SeaTac, WA. — Continuing a rich tradition of fundraising for hospitalized children, the credit unions of the Yakima Valley will make a special contribution to Yakima Valley Memorial Hospital on Wednesday, January 13.
Working in partnership, the credit unions will present a check for $29,264.90 and a plaque commemorating their years-long commitment to Yakima Valley Memorial and its young patients. The money was raised last fall during the Northwest Credit Union Association’s Roaring 20’s gala and auction to benefit Credit Unions for Kids. The funds presented by the Yakima area credit unions will support the hospital’s Neonatal Intensive Care Unit, Pediatrics and Children’s Village.
“Every single dollar raised by any credit union or group of credit unions directly benefits the Children’s Miracle Network Hospital in their region,” said Jamie Dedmon, Managing Director of the Northwest Credit Union Foundation. “That allows the hospitals to let credit unions know exactly what kinds of contributions will most benefit the children. Donations might support toy purchases, patient care, research or medications, and in the end all of this puts smiles on faces of the kids and their families.”

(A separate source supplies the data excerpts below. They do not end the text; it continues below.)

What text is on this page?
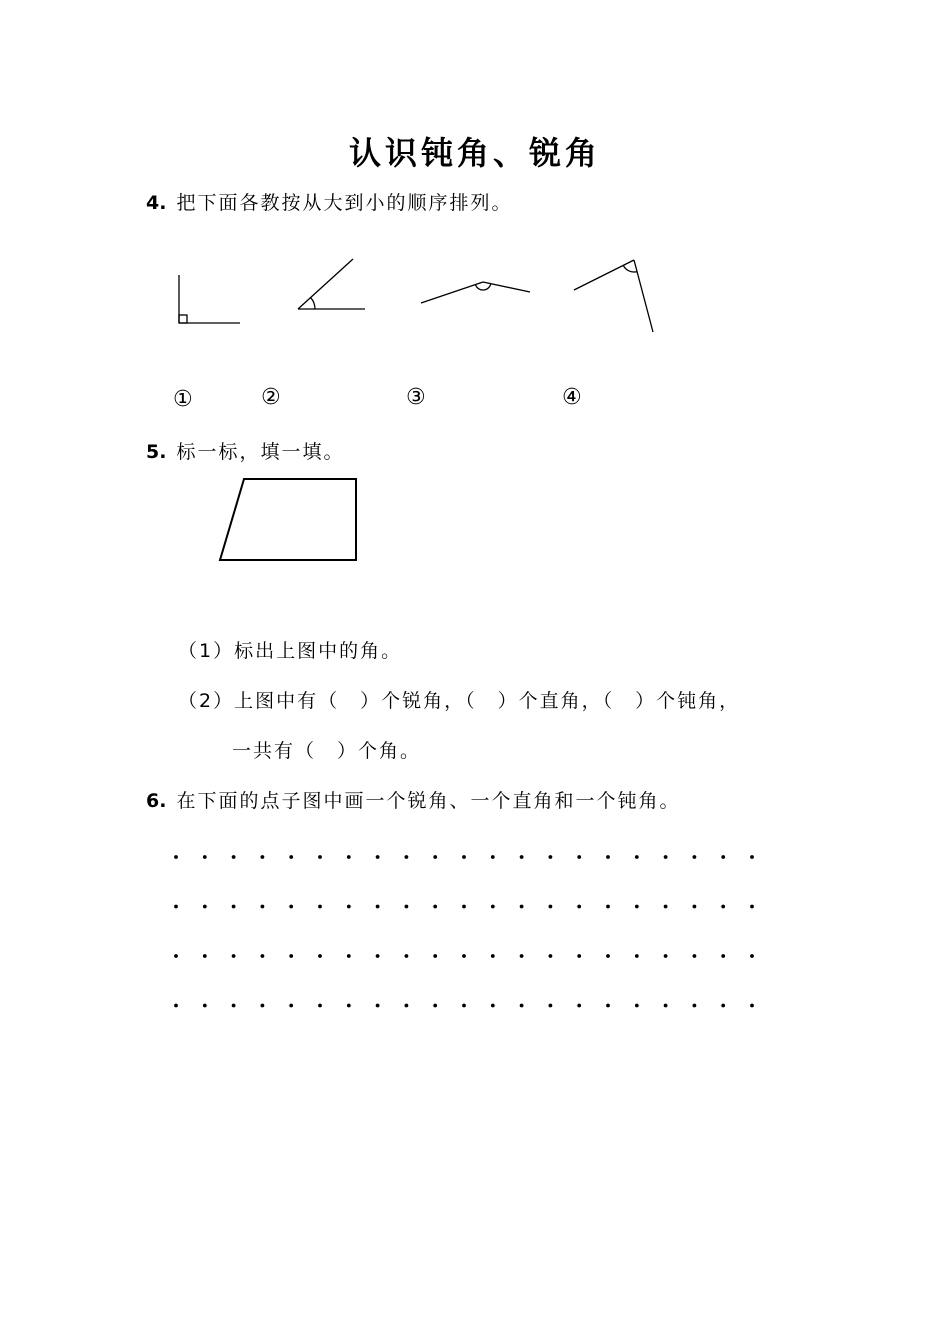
认识钝角、锐角
4. 把下面各教按从大到小的顺序排列。
①	②	③	④
5. 标一标，填一填。
（1）标出上图中的角。
（2）上图中有（　）个锐角，（　）个直角，（　）个钝角，
一共有（　）个角。
6. 在下面的点子图中画一个锐角、一个直角和一个钝角。
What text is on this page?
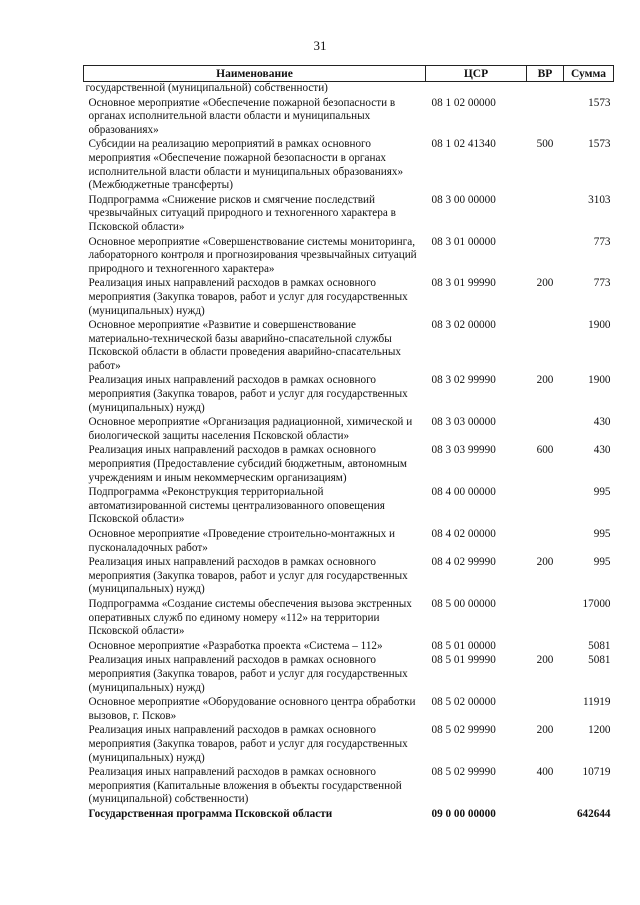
31
Наименование	ЦСР	ВР	Сумма
государственной (муниципальной) собственности)			
Основное мероприятие «Обеспечение пожарной безопасности в органах исполнительной власти области и муниципальных образованиях»	08 1 02 00000		1573
Субсидии на реализацию мероприятий в рамках основного мероприятия «Обеспечение пожарной безопасности в органах исполнительной власти области и муниципальных образованиях» (Межбюджетные трансферты)	08 1 02 41340	500	1573
Подпрограмма «Снижение рисков и смягчение последствий чрезвычайных ситуаций природного и техногенного характера в Псковской области»	08 3 00 00000		3103
Основное мероприятие «Совершенствование системы мониторинга, лабораторного контроля и прогнозирования чрезвычайных ситуаций природного и техногенного характера»	08 3 01 00000		773
Реализация иных направлений расходов в рамках основного мероприятия (Закупка товаров, работ и услуг для государственных (муниципальных) нужд)	08 3 01 99990	200	773
Основное мероприятие «Развитие и совершенствование материально-технической базы аварийно-спасательной службы Псковской области в области проведения аварийно-спасательных работ»	08 3 02 00000		1900
Реализация иных направлений расходов в рамках основного мероприятия (Закупка товаров, работ и услуг для государственных (муниципальных) нужд)	08 3 02 99990	200	1900
Основное мероприятие «Организация радиационной, химической и биологической защиты населения Псковской области»	08 3 03 00000		430
Реализация иных направлений расходов в рамках основного мероприятия (Предоставление субсидий бюджетным, автономным учреждениям и иным некоммерческим организациям)	08 3 03 99990	600	430
Подпрограмма «Реконструкция территориальной автоматизированной системы централизованного оповещения Псковской области»	08 4 00 00000		995
Основное мероприятие «Проведение строительно-монтажных и пусконаладочных работ»	08 4 02 00000		995
Реализация иных направлений расходов в рамках основного мероприятия (Закупка товаров, работ и услуг для государственных (муниципальных) нужд)	08 4 02 99990	200	995
Подпрограмма «Создание системы обеспечения вызова экстренных оперативных служб по единому номеру «112» на территории Псковской области»	08 5 00 00000		17000
Основное мероприятие «Разработка проекта «Система – 112»	08 5 01 00000		5081
Реализация иных направлений расходов в рамках основного мероприятия (Закупка товаров, работ и услуг для государственных (муниципальных) нужд)	08 5 01 99990	200	5081
Основное мероприятие «Оборудование основного центра обработки вызовов, г. Псков»	08 5 02 00000		11919
Реализация иных направлений расходов в рамках основного мероприятия (Закупка товаров, работ и услуг для государственных (муниципальных) нужд)	08 5 02 99990	200	1200
Реализация иных направлений расходов в рамках основного мероприятия (Капитальные вложения в объекты государственной (муниципальной) собственности)	08 5 02 99990	400	10719
Государственная программа Псковской области	09 0 00 00000		642644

The Credit Unions for Kids charity was born in 1986 by a group of Northwest credit unions that began raising money for regional Children’s Miracle Network Hospitals. Their model was adopted nationally a decade later and now is the “charity of choice” for the entire credit union movement. While more than $130 million has been raised for 170 CMN hospitals across the nation, Yakima Valley credit unions alone have collected nearly $100,000 in the past decade.
“Memorial is grateful to the Northwest Credit Union Foundation for their selfless efforts to raise money for Children’s Miracle Network (CNM),” said Mary Hart, director of Memorial’s Maternal Health Services. “CNM helps support the Neonatal Intensive Care Unit, Pediatrics and Children’s Village services for special-needs children. This gift will help save lives and put smiles on the faces of sick children in our community.”